Burglar Nabbed By Backup Program
Bruce Perens writes "A Berkeley, California, burglar engineered his own arrest, and that of his girlfriend, when he stole a laptop and used it as his personal computer. He didn't realize that the laptop had an automatic backup program, and that the photos he took were being copied to his victim's backup repository. Berkeley police recognized him, and his location, from the photos."
Since this is /., 1 cron job and an addition to your /etc/rc.local(or distro equiv.) would do the trick. You could first use mencoder to capture and video sources (using command line it will take snaps at intervals all on its own) and rsync as you cron job taking the diffs of the whole drive to online storage, bonus points to trigger a sync the moment the network route becomes available. Nifty idea would be to set up a gmail account and use it to store incremental backups rather than the original image, 7-8 GB of diffs could likely go a long way.
A loop, by its nature, continues. If that didn't make sense, start reading this sentence again.
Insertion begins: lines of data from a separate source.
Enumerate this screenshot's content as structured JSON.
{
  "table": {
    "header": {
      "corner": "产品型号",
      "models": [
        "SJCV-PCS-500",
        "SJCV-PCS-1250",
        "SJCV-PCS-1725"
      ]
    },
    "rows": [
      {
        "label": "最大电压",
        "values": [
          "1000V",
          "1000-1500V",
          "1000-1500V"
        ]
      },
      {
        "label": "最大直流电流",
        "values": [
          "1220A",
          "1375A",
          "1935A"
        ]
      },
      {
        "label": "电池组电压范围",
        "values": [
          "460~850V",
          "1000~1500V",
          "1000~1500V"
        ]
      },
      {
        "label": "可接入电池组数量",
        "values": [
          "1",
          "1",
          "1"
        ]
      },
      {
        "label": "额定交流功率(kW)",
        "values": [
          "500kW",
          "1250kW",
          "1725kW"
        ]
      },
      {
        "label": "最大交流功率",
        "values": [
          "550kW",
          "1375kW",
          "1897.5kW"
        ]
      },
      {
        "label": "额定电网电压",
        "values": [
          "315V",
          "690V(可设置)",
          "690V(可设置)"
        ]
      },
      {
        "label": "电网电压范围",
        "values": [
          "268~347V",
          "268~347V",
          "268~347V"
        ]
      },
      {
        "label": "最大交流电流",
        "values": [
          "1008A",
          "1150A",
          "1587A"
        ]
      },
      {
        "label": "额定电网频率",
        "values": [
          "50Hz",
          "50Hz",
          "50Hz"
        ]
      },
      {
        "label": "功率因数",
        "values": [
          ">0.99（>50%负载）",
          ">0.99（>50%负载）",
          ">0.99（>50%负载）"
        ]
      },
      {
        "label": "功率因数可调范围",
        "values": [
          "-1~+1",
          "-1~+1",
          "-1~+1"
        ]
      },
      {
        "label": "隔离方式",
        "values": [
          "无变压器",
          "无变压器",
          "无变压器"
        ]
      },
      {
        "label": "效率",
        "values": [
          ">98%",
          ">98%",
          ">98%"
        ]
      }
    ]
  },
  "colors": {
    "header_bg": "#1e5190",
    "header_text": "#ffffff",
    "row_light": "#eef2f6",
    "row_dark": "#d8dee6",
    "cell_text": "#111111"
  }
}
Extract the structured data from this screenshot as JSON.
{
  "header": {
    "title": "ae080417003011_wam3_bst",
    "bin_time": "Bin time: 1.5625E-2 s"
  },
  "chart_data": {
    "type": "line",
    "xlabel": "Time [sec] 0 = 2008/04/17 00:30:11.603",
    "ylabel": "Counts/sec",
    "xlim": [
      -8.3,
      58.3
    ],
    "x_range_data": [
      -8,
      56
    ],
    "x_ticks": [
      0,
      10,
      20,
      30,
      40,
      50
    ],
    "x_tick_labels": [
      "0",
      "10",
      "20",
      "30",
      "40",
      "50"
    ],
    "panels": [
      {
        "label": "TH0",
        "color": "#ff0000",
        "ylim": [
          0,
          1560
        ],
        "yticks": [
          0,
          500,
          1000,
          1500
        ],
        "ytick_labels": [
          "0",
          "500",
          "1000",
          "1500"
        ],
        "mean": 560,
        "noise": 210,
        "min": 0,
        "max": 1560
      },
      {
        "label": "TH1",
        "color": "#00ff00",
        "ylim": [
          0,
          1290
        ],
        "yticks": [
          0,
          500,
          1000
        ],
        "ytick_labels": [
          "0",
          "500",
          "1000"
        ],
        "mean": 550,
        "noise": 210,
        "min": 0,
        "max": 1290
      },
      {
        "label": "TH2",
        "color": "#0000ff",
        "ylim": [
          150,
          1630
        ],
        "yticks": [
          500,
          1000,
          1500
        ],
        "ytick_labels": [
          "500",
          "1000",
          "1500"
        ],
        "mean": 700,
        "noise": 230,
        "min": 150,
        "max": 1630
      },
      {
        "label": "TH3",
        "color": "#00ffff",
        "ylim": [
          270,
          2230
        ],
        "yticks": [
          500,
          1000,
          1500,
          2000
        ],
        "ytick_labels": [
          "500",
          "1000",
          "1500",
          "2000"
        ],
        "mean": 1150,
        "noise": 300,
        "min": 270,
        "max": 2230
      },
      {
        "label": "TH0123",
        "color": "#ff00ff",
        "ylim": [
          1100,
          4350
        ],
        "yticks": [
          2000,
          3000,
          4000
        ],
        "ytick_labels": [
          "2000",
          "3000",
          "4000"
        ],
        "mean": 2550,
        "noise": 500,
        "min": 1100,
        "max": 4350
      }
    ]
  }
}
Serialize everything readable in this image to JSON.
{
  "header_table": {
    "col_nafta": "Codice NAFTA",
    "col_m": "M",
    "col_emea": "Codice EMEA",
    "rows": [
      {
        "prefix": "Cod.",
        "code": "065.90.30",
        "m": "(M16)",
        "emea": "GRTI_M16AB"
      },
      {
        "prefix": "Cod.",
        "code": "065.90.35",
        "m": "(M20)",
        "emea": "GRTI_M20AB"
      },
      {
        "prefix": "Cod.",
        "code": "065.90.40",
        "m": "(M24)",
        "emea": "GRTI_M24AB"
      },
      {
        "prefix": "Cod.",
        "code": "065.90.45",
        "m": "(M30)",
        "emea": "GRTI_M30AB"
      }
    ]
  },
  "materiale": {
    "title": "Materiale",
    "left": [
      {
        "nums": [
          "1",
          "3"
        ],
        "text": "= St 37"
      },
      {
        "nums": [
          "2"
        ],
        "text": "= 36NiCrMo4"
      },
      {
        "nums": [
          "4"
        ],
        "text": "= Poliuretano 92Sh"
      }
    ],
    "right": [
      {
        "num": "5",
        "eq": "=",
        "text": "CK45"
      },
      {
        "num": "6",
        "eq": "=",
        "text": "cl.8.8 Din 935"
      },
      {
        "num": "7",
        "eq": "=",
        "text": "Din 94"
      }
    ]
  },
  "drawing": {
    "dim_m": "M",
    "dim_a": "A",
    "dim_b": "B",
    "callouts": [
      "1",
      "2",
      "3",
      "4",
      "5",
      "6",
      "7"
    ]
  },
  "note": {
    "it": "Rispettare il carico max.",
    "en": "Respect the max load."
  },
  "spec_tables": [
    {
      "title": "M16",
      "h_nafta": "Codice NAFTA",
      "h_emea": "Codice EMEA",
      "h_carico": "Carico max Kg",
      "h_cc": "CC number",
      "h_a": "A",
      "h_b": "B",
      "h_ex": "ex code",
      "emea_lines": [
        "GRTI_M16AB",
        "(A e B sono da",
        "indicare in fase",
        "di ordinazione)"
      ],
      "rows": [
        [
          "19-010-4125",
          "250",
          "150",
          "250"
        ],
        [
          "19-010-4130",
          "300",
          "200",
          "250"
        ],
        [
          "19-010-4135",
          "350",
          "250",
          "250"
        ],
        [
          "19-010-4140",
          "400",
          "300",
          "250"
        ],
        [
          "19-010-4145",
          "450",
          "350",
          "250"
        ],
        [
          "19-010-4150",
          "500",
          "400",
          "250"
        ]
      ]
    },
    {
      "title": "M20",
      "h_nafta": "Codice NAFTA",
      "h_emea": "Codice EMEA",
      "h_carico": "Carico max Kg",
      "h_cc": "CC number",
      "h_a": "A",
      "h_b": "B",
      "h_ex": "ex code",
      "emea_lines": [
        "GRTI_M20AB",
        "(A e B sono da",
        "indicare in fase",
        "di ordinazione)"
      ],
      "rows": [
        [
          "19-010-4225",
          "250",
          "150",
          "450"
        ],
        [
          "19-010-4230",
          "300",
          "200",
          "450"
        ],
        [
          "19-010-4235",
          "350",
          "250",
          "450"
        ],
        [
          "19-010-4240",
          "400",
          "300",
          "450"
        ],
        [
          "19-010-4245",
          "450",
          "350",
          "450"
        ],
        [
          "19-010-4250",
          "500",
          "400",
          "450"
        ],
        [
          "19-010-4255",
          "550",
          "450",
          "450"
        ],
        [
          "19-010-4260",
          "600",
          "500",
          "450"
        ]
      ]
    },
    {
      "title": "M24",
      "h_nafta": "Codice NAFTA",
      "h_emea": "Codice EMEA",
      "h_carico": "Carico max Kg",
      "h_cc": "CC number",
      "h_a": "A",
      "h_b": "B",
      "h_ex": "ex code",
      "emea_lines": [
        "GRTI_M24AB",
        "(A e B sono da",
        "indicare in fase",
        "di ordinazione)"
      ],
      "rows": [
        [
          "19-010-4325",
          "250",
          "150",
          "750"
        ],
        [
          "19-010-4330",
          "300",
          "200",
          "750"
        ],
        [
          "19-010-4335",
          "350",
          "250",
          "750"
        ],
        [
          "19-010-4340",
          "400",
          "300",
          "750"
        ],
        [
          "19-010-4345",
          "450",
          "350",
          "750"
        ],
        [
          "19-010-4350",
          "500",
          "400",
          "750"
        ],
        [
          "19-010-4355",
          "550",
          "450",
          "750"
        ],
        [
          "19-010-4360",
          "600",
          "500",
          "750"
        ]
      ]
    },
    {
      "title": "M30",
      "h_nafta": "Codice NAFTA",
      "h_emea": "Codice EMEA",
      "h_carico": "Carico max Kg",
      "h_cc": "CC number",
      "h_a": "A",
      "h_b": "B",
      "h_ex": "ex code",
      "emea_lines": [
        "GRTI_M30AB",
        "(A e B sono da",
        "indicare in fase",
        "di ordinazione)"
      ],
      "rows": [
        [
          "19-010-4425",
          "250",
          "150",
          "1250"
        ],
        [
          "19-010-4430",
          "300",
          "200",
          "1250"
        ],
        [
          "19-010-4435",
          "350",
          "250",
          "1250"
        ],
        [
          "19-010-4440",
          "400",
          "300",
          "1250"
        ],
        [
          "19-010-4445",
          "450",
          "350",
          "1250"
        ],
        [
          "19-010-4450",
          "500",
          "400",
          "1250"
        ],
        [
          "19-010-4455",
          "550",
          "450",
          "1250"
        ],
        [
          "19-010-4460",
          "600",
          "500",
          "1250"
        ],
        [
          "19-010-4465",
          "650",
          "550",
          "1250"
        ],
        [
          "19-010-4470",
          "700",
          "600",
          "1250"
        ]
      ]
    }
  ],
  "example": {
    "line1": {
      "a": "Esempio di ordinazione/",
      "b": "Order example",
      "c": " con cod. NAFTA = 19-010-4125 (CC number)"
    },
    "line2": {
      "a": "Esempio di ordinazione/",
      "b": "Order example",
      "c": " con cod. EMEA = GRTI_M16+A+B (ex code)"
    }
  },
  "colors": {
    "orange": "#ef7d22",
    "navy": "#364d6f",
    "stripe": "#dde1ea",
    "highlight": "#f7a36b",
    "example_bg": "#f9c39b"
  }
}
You don't use the laptop you steal, you sell it down the pub or gut it for parts.
Amateur.
If the owner was complying with the Windows EULA, the license sticker was firmly applied to the computer, so he only needs a install disk ; the serial number is already there.
Well, all he needs is an OEM install disk for the right edition. I've tried an OEM license with a Retail disk after wiping a laptop and it won't work (even thought they're the same product and it was the serial from the bottom). Much easier to install Linux instead ;)
Cygwin does crontabs very nicely to do all sorts of Unixy things. It's a fantastic way to make a Windows box halfway sanely usable. Particularly if you set up sshd.
http://rocknerd.co.uk
Cygwin does crontabs very nicely to do all sorts of Unixy things. It's a fantastic way to make a Windows box halfway sanely usable. Particularly if you set up sshd.
Seconded. rsync+ssh is great for backups either directly on Unix-a-like systems or via the CygWin distribution on Windows. Setup is a bit manual of course, but if you have the time you can use the tools to create a very flexible and reliable setup.